Companies that survive and thrive through disruptions are often those that are willing to embrace innovation and take an entrepreneurial approach to create more value for the people you serve. As Joseph Schumpeter, an Austrian economist and innovator said, “The entrepreneur always searches for change, responds to it, and [treats] it as an opportunity.” Now is the time to take risks and try to stay ahead of the curve.
Stay deeply customer focused
Successful companies prioritise their customers’ needs and preferences. They listen to feedback, empathise with them and unearth insights to improve their products services, business models or organisations. In The Corporate Startup - which is as applicable to charities and nonprofit sector, Tendayi Viki, Dan Toma and Esther Gons talk about how success is achieved when a company designs for the needs of their customers, not the needs of the company. This is still true at big moments of change. Understanding the shifting needs, problems and behaviours of customers is essential to move with this change.
Talent management and capability building
Companies that are able to attract and retain the best people are often those that thrive through disruptions. This is a pretty obvious thing to say: who doesn’t want the best people in their companies? But sometimes the obvious things are worth repeating. Richard Rumelt in Good Strategy/Bad Strategy talks endlessly about good strategy being easy to think up but hard to execute. This is an example. Investing in employees’ development and creating a culture that fosters innovation and creativity is hard, but it’ll pay dividends in the face of disruption.

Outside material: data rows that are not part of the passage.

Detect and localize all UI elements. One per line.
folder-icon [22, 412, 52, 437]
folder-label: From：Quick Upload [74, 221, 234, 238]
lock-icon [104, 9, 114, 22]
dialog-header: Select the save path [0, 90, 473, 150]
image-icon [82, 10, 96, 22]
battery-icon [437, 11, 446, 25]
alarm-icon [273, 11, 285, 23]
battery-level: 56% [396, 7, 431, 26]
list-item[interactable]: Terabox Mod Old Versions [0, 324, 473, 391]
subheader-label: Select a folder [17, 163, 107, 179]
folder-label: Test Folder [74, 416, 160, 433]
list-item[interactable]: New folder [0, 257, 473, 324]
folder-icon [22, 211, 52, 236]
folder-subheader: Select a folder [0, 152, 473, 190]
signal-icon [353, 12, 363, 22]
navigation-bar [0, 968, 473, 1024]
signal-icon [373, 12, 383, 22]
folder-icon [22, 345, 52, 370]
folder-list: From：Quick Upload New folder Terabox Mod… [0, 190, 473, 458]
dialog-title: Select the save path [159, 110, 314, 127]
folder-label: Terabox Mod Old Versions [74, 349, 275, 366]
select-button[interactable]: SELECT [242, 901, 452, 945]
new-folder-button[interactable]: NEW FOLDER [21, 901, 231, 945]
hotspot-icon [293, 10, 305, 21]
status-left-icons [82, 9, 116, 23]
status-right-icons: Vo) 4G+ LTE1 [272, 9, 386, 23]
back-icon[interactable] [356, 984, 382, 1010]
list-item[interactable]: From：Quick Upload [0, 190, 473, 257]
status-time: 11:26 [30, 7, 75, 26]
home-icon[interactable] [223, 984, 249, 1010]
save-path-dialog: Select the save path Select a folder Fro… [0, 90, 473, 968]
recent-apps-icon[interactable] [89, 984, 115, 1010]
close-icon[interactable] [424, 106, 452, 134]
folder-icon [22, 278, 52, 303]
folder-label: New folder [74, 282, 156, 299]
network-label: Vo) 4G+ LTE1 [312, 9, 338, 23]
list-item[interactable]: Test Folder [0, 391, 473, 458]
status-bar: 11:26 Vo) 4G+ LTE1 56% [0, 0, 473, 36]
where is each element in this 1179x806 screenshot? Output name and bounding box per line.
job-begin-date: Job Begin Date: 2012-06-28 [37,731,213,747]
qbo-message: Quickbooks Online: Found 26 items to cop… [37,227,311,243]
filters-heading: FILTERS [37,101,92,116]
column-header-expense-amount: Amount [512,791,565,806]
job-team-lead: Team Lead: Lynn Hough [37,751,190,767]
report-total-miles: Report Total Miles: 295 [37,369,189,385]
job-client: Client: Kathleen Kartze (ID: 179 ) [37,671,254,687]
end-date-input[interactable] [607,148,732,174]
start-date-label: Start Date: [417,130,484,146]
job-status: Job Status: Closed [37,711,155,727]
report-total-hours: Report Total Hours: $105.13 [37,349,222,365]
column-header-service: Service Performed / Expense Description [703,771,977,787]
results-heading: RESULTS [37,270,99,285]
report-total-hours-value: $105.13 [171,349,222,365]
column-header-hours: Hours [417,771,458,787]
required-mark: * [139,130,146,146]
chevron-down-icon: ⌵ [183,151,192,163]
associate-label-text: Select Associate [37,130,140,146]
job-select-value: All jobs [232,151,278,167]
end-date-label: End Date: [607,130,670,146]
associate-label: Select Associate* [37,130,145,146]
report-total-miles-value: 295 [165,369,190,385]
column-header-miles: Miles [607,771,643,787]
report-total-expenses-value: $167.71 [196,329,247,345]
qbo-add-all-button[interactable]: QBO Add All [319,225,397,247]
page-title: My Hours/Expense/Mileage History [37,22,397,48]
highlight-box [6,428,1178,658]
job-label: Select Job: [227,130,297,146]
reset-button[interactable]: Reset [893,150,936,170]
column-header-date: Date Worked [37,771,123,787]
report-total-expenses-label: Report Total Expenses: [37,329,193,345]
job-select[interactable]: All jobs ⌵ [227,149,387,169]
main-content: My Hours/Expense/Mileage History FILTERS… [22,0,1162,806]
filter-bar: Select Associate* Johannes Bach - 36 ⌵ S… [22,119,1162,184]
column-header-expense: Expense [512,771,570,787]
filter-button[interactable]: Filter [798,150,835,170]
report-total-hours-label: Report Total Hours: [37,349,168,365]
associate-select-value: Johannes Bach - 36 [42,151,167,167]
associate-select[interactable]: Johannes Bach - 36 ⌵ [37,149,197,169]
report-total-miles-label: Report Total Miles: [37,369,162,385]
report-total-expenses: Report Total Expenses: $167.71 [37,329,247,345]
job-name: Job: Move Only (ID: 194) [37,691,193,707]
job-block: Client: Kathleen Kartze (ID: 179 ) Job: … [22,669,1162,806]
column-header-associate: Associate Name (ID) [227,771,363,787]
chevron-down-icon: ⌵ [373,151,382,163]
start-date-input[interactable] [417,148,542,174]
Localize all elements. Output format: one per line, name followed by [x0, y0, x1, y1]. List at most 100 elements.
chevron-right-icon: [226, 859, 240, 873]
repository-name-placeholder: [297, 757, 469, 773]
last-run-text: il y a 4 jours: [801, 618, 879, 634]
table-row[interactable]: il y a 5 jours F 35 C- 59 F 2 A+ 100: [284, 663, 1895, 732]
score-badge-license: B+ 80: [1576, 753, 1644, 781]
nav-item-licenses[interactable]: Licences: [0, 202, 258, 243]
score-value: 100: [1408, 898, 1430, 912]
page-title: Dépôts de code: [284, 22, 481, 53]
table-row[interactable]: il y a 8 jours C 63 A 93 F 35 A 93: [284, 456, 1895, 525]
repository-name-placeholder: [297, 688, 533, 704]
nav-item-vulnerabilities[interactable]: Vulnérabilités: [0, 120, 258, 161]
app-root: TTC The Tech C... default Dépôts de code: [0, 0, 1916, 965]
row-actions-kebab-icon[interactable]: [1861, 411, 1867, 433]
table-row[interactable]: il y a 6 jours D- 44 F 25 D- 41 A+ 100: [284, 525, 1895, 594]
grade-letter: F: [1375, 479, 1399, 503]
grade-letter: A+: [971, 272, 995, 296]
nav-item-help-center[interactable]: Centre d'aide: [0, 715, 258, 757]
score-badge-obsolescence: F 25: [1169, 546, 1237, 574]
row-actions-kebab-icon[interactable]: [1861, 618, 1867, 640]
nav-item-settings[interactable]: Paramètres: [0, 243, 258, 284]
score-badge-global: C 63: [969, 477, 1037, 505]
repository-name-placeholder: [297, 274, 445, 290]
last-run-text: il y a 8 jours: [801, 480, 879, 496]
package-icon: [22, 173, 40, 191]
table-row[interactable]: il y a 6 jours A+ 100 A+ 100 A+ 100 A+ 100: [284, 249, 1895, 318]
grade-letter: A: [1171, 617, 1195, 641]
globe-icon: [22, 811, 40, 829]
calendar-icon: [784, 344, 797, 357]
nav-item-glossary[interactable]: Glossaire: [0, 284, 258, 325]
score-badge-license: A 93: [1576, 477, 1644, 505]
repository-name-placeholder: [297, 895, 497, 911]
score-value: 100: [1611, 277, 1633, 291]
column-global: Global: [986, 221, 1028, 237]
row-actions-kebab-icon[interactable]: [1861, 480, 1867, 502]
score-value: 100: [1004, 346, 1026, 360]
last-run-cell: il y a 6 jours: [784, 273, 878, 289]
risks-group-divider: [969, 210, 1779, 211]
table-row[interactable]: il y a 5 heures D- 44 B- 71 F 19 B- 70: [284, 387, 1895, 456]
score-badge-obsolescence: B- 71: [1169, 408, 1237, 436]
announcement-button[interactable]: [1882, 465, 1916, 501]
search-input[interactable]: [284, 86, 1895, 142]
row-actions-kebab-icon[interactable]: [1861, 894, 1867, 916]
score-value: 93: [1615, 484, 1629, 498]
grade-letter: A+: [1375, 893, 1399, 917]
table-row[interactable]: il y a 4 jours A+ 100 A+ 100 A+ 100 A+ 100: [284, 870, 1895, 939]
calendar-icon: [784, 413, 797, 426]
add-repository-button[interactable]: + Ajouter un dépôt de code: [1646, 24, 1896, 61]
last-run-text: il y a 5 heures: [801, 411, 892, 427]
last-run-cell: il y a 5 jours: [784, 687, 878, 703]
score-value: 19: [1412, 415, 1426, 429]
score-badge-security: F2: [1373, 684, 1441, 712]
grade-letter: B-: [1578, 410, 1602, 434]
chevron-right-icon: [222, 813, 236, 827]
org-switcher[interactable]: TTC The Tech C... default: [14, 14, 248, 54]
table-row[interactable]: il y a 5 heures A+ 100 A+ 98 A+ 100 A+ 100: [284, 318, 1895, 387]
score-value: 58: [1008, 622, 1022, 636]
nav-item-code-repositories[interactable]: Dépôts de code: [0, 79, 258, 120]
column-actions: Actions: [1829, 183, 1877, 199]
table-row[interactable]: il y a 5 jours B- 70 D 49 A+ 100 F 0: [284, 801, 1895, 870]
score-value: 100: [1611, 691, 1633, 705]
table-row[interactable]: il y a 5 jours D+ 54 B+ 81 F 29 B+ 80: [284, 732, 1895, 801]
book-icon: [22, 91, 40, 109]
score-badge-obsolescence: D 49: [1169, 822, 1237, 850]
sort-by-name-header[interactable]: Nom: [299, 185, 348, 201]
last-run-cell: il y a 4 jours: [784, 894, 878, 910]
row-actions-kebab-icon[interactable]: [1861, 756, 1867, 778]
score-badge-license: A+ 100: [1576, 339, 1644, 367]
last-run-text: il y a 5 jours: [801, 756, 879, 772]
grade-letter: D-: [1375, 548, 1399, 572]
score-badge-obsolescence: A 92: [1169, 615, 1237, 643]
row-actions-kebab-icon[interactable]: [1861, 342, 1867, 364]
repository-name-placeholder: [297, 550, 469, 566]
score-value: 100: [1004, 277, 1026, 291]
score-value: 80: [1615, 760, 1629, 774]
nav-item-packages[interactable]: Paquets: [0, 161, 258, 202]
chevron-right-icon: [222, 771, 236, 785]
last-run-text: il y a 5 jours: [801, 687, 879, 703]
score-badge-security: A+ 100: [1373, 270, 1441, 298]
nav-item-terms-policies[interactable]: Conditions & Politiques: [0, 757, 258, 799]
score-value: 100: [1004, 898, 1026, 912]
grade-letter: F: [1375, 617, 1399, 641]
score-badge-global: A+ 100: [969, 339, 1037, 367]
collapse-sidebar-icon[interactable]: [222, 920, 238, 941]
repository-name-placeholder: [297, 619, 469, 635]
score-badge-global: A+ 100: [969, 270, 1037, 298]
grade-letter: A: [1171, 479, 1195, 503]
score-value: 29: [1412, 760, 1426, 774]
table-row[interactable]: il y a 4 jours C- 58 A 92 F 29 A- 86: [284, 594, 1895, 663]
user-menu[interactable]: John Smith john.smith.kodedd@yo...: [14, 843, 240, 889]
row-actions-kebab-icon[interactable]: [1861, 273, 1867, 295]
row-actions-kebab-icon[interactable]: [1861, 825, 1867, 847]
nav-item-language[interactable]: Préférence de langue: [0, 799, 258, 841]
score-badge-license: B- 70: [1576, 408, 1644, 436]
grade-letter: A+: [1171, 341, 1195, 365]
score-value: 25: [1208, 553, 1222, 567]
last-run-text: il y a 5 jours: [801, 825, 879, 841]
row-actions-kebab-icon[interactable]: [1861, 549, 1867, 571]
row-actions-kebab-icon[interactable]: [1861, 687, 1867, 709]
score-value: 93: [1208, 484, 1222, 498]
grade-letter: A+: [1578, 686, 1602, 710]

A company who got this right was Intel. Twice. First with moving out from DRAM. Then - and even more impressively - when they brought out the Celeron chip, a cheap product that was ideal for the low-end PCs that were new at the time. Within a year it had captured thirty-five per cent of the market. They deliberately disrupted themselves with a cheaper product that solved a specific problem at a lower price. They embraced innovation, put their customers at the centre of their thinking and moved quickly with their teams to change their business model.
All of the above is to take a very defensive view of the situation. That’s not unreasonable. Kodak, Blockbuster, Pan-am, Borders and Tower Records would have all been smart to have taken a defensive view when their worlds were being disrupted. But It’s ignoring the positives that come from the “creative destruction” of paradigm shifts that Joseph Schumpeter bangs on about. The potential of Large Language Models is almost unfathomable. They could allow humans to unlock new ideas, communicate in different ways and experience art and audio we’ve never dreamed of. Yuval Noah Harari, author of Sapiens, sums it up nicely, ‘If we think about art as a kind of playing on the human emotional keyboard, then I think AI will very soon revolutionise art completely.’ We’ll be talking about this in a future article.